Dimanche, tard dans la nuit, sept Mexicains ont perdu la vie, abattus par balle dans le restaurant-bar Las Virginias, situé en retrait du centre touristique de Playa del Carmen, une destination prisée des Québécois.    

Selon les autorités mexicaines, l’attaque serait vraisemblablement liée au narcotrafic, qui est en majeure partie responsable de la vague de violence qui secoue le pays depuis plus d’une décennie.    

Des médias rapportent que deux tireurs sont entrés dans le bar, puis ont ouvert le feu. Ils ont fui la scène. Six personnes ont perdu la vie sur place et une est décédée lors de son transfert à l’hôpital.   

On voit qu’il se trouve loin du bar Los Tabernacos, qui est en zone touristique.

On voit qu’il se trouve loin du bar Los Tabernacos, qui est en zone touristique.

Pas touristique    

L’endroit où a eu lieu la fusillade n’est pas propice au tourisme, estime Denis Gingras, propriétaire du restaurant Los Tabernacos, à Playa del Carmen, depuis huit ans.    

«Ce n’est pas une place où j’irais me promener. C’est loin d’où les touristes devraient aller. Ici, les autorités s’assurent de maintenir la sécurité. Les violences qui affectent malheureusement le reste du Mexique ne se produisent pas ici», explique-t-il, lorsque joint hier par Le Journal.    

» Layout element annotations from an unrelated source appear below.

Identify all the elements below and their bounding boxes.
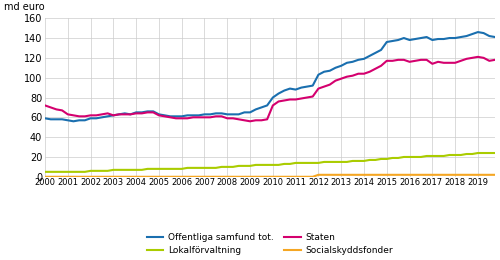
Line: Offentliga samfund tot.: Offentliga samfund tot.: [45, 32, 495, 121]
Lokalförvaltning: [42, 170, 48, 173]
Staten: [42, 104, 48, 107]
Lokalförvaltning: [475, 151, 481, 154]
Line: Socialskyddsfonder: Socialskyddsfonder: [45, 175, 495, 177]
Offentliga samfund tot.: [247, 111, 253, 114]
Staten: [338, 77, 344, 80]
Staten: [356, 72, 362, 75]
Lokalförvaltning: [350, 159, 356, 162]
Offentliga samfund tot.: [338, 64, 344, 67]
Lokalförvaltning: [310, 161, 316, 165]
Socialskyddsfonder: [316, 173, 322, 176]
Socialskyddsfonder: [242, 175, 248, 178]
Offentliga samfund tot.: [356, 58, 362, 61]
Line: Staten: Staten: [45, 57, 495, 121]
Offentliga samfund tot.: [446, 36, 452, 40]
Text: md euro: md euro: [4, 2, 45, 12]
Staten: [247, 120, 253, 123]
Lokalförvaltning: [332, 160, 338, 164]
Socialskyddsfonder: [321, 173, 327, 176]
Socialskyddsfonder: [492, 173, 498, 176]
Offentliga samfund tot.: [316, 73, 322, 76]
Staten: [316, 87, 322, 90]
Lokalförvaltning: [316, 161, 322, 165]
Line: Lokalförvaltning: Lokalförvaltning: [45, 153, 495, 172]
Staten: [492, 58, 498, 61]
Staten: [321, 85, 327, 88]
Lokalförvaltning: [492, 151, 498, 154]
Offentliga samfund tot.: [321, 70, 327, 73]
Socialskyddsfonder: [446, 173, 452, 176]
Socialskyddsfonder: [310, 175, 316, 178]
Legend: Offentliga samfund tot., Lokalförvaltning, Staten, Socialskyddsfonder: Offentliga samfund tot., Lokalförvaltnin…: [147, 233, 393, 256]
Staten: [446, 61, 452, 64]
Offentliga samfund tot.: [492, 35, 498, 38]
Lokalförvaltning: [242, 164, 248, 167]
Lokalförvaltning: [440, 154, 446, 158]
Socialskyddsfonder: [356, 173, 362, 176]
Staten: [475, 55, 481, 58]
Socialskyddsfonder: [338, 173, 344, 176]
Socialskyddsfonder: [42, 175, 48, 178]
Offentliga samfund tot.: [42, 117, 48, 120]
Staten: [242, 119, 248, 122]
Offentliga samfund tot.: [70, 120, 76, 123]
Offentliga samfund tot.: [475, 30, 481, 34]
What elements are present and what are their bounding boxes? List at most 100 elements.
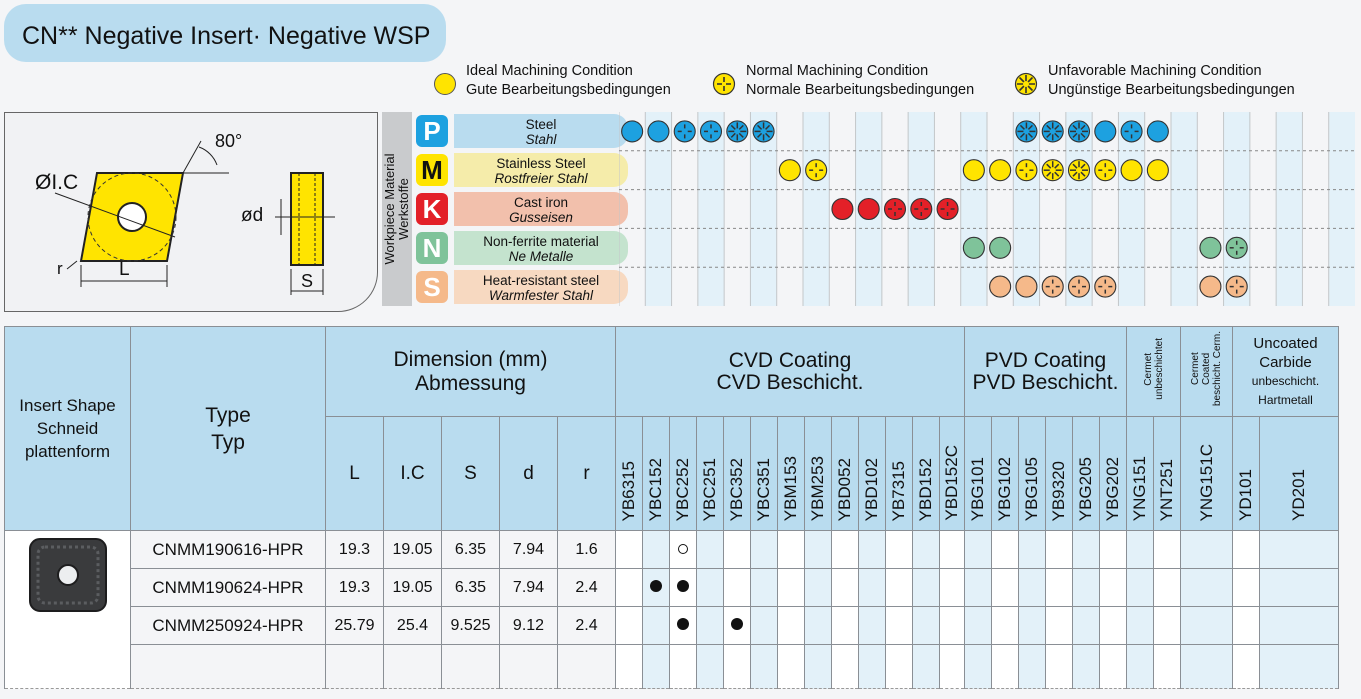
grade-label: YB7315 (889, 460, 908, 522)
material-letter-n: N (416, 232, 448, 264)
suitability-normal-icon (883, 197, 907, 221)
open-dot-icon (678, 543, 688, 554)
suitability-ideal-icon (1146, 159, 1169, 182)
grade-cell (1259, 530, 1339, 569)
grade-cell (669, 530, 697, 569)
d-label: ød (241, 205, 264, 226)
grade-cell (777, 530, 805, 569)
grade-cell (615, 606, 643, 645)
dim-cell-r (557, 644, 616, 689)
dimension-header: Dimension (mm) Abmessung (325, 326, 616, 417)
suitability-normal-icon (1225, 275, 1248, 298)
grade-cell (964, 568, 992, 607)
grade-header-ybm153: YBM153 (777, 416, 805, 531)
dim-cell-ic: 19.05 (383, 530, 442, 569)
page-title: CN** Negative Insert· Negative WSP (4, 4, 446, 62)
grade-cell (1072, 530, 1100, 569)
legend-ideal-en: Ideal Machining Condition (466, 63, 633, 79)
cermet-header: Cermet unbeschichtet (1126, 326, 1181, 417)
grade-cell (1232, 530, 1260, 569)
grade-cell (804, 644, 832, 689)
dim-cell-ic (383, 644, 442, 689)
type-cell: CNMM190624-HPR (130, 568, 326, 607)
grade-header-yd101: YD101 (1232, 416, 1260, 531)
grade-cell (669, 644, 697, 689)
filled-dot-icon (677, 617, 689, 630)
grade-label: YNT251 (1157, 458, 1176, 521)
grade-cell (964, 530, 992, 569)
grade-cell (885, 568, 913, 607)
ideal-circle-icon (434, 73, 456, 95)
grade-cell (1045, 568, 1073, 607)
filled-dot-icon (731, 617, 743, 630)
grade-header-yb6315: YB6315 (615, 416, 643, 531)
type-cell (130, 644, 326, 689)
grid-stripe (1223, 112, 1250, 306)
dim-cell-s: 6.35 (441, 530, 500, 569)
grade-cell (696, 530, 724, 569)
suitability-ideal-icon (1120, 159, 1143, 182)
grade-label: YBM253 (808, 455, 827, 521)
grade-header-ybm253: YBM253 (804, 416, 832, 531)
cermet-en: Cermet (1142, 352, 1154, 386)
grade-header-ybg205: YBG205 (1072, 416, 1100, 531)
dim-cell-d: 9.12 (499, 606, 558, 645)
grade-cell (939, 568, 965, 607)
coated-cermet-l3: beschicht. Cerm. (1212, 331, 1223, 407)
grade-cell (939, 606, 965, 645)
grade-cell (1232, 644, 1260, 689)
grade-cell (723, 644, 751, 689)
grade-label: YB9320 (1049, 460, 1068, 522)
grade-cell (1153, 568, 1181, 607)
grid-stripe (1013, 112, 1040, 306)
dim-cell-ic: 19.05 (383, 568, 442, 607)
workpiece-material-label: Workpiece Material Werkstoffe (382, 112, 412, 306)
material-letter-s: S (416, 271, 448, 303)
material-letter-m: M (416, 154, 448, 186)
dim-cell-d: 7.94 (499, 568, 558, 607)
suitability-normal-icon (1225, 236, 1248, 259)
suitability-ideal-icon (1015, 275, 1038, 298)
suitability-normal-icon (1067, 275, 1091, 298)
grade-cell (1180, 644, 1233, 689)
product-table: Insert Shape Schneid plattenform Type Ty… (4, 326, 1339, 689)
grade-cell (777, 568, 805, 607)
suitability-ideal-icon (1094, 120, 1117, 143)
grade-cell (885, 530, 913, 569)
grade-label: YBG105 (1022, 456, 1041, 521)
uncoated-header: Uncoated Carbide unbeschicht. Hartmetall (1232, 326, 1339, 417)
coated-cermet-l2: Coated (1201, 352, 1212, 386)
grade-cell (912, 568, 940, 607)
grid-stripe (697, 112, 725, 306)
material-de-k: Gusseisen (509, 210, 573, 225)
suitability-normal-icon (805, 159, 828, 182)
suitability-unfavorable-icon (752, 120, 775, 143)
grid-stripe (1276, 112, 1303, 306)
suitability-ideal-icon (962, 159, 985, 182)
grade-cell (669, 568, 697, 607)
grade-cell (831, 530, 859, 569)
filled-dot-icon (650, 579, 662, 592)
suitability-ideal-icon (962, 236, 985, 259)
grade-cell (1153, 644, 1181, 689)
grade-label: YBC251 (700, 457, 719, 521)
grade-cell (858, 568, 886, 607)
material-de-p: Stahl (525, 132, 557, 147)
grade-label: YBD052 (835, 457, 854, 521)
grade-label: YBD152C (942, 445, 961, 521)
grade-cell (750, 530, 778, 569)
dim-cell-s (441, 644, 500, 689)
grade-cell (1099, 568, 1127, 607)
grade-cell (1259, 606, 1339, 645)
dim-cell-r: 2.4 (557, 568, 616, 607)
grade-cell (1018, 606, 1046, 645)
material-en-n: Non-ferrite material (483, 234, 599, 249)
grade-header-ybc152: YBC152 (642, 416, 670, 531)
workpiece-label-de: Werkstoffe (396, 178, 411, 240)
grade-header-ybg202: YBG202 (1099, 416, 1127, 531)
grade-cell (1018, 568, 1046, 607)
grade-label: YBC152 (646, 457, 665, 521)
material-letter-k: K (416, 193, 448, 225)
grade-cell (750, 568, 778, 607)
uncoated-en1: Uncoated (1253, 334, 1318, 352)
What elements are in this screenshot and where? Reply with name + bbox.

Selon lui, le pays agit ainsi, car il «ne peut pas se permettre de perdre la mine d’or touristique qu’est Playa del Carmen», contrairement à ce qui s’est produit à Acapulco, où le taux d’homicide était en 2017 de 103 par 100 000 habitants, l’un des plus élevés au pays.    

«Ce n’est pas une destination qu’on recommande aux Québécois, et ce, depuis plusieurs années», précise M. Collette.    

Plus de 200 000 personnes ont été assassinées depuis 2006 au Mexique, dont un nombre record de 28 711 en 2017, selon l’AFP. Des chiffres préliminaires indiquent que ce nombre aurait été battu l’an dernier.